Da investigação, resultaram
1.500 arquivos, guardados até
hoje. "Franco localizou as vítimas, procurou os culpados e os
castigou. Tudo foi feito de maneira oficial; Franco não queria
que a memória das vítimas [dos
republicanos] se perdesse", diz
o historiador Francisco Espinosa. Na época, foi divulgado o
total de 85.940 mortos -hoje
se sabe que o número foi inchado; a cifra estimada é de 38.563.
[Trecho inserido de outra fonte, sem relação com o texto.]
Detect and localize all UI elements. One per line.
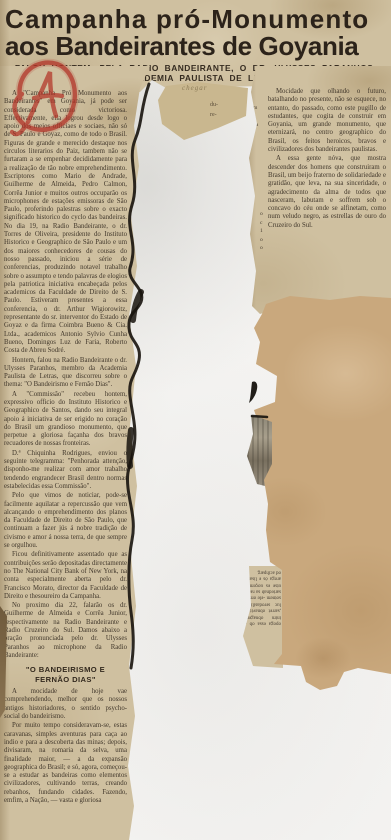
headline-line-1: Campanha pró-Monumento bbox=[5, 5, 387, 33]
paragraph: No proximo dia 22, falarão os dr. Guilhe… bbox=[4, 602, 127, 660]
paragraph: Hontem, falou na Radio Bandeirante o dr.… bbox=[4, 357, 127, 390]
right-column-piece: m n da o c 1 o o Mocidade que olhando o … bbox=[246, 66, 391, 322]
paragraph: Pelo que vimos de noticiar, pode-se faci… bbox=[4, 492, 127, 550]
section-heading: "O BANDEIRISMO E FERNÃO DIAS" bbox=[8, 665, 123, 684]
paragraph: Por muito tempo consideravam-se, estas c… bbox=[4, 722, 127, 805]
paragraph: A "Campanha Pró Monumento aos Bandeirant… bbox=[4, 90, 127, 356]
paragraph: A essa gente nóva, que mostra descender … bbox=[268, 155, 386, 230]
left-column-text: A "Campanha Pró Monumento aos Bandeirant… bbox=[4, 90, 127, 806]
torn-edge-letters: o c 1 o o bbox=[260, 210, 263, 253]
headline-line-2: aos Bandeirantes de Goyania bbox=[5, 33, 387, 60]
fragment-word: chegar bbox=[182, 84, 207, 92]
paragraph: Ficou definitivamente assentado que as c… bbox=[4, 551, 127, 601]
paragraph: Mocidade que olhando o futuro, batalhand… bbox=[268, 88, 386, 154]
headline: Campanha pró-Monumento aos Bandeirantes … bbox=[0, 0, 391, 60]
paragraph: A "Commissão" recebeu hontem, expressivo… bbox=[4, 391, 127, 449]
left-column-strip: A "Campanha Pró Monumento aos Bandeirant… bbox=[0, 66, 150, 840]
paragraph: D.ª Chiquinha Rodrigues, enviou o seguin… bbox=[4, 450, 127, 491]
fragment-letters: du- re- bbox=[210, 100, 218, 120]
paragraph: A mocidade de hoje vae comprehendendo, m… bbox=[4, 688, 127, 721]
newspaper-clipping-photo: Campanha pró-Monumento aos Bandeirantes … bbox=[0, 0, 391, 840]
right-column-text: Mocidade que olhando o futuro, batalhand… bbox=[268, 88, 386, 231]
Por essa razão, é fácil contabilizar as vítimas da repressão
republicana, embora seja possível que ainda restem valas por
encontrar. Difícil é localizar as
vítimas do franquismo.
Por um
lado, porque caíram no esquecimento forçado durante a longa ditadura; por outro, porque
com a chegada da democracia,
em 1978, o país optou pelo esquecimento voluntário.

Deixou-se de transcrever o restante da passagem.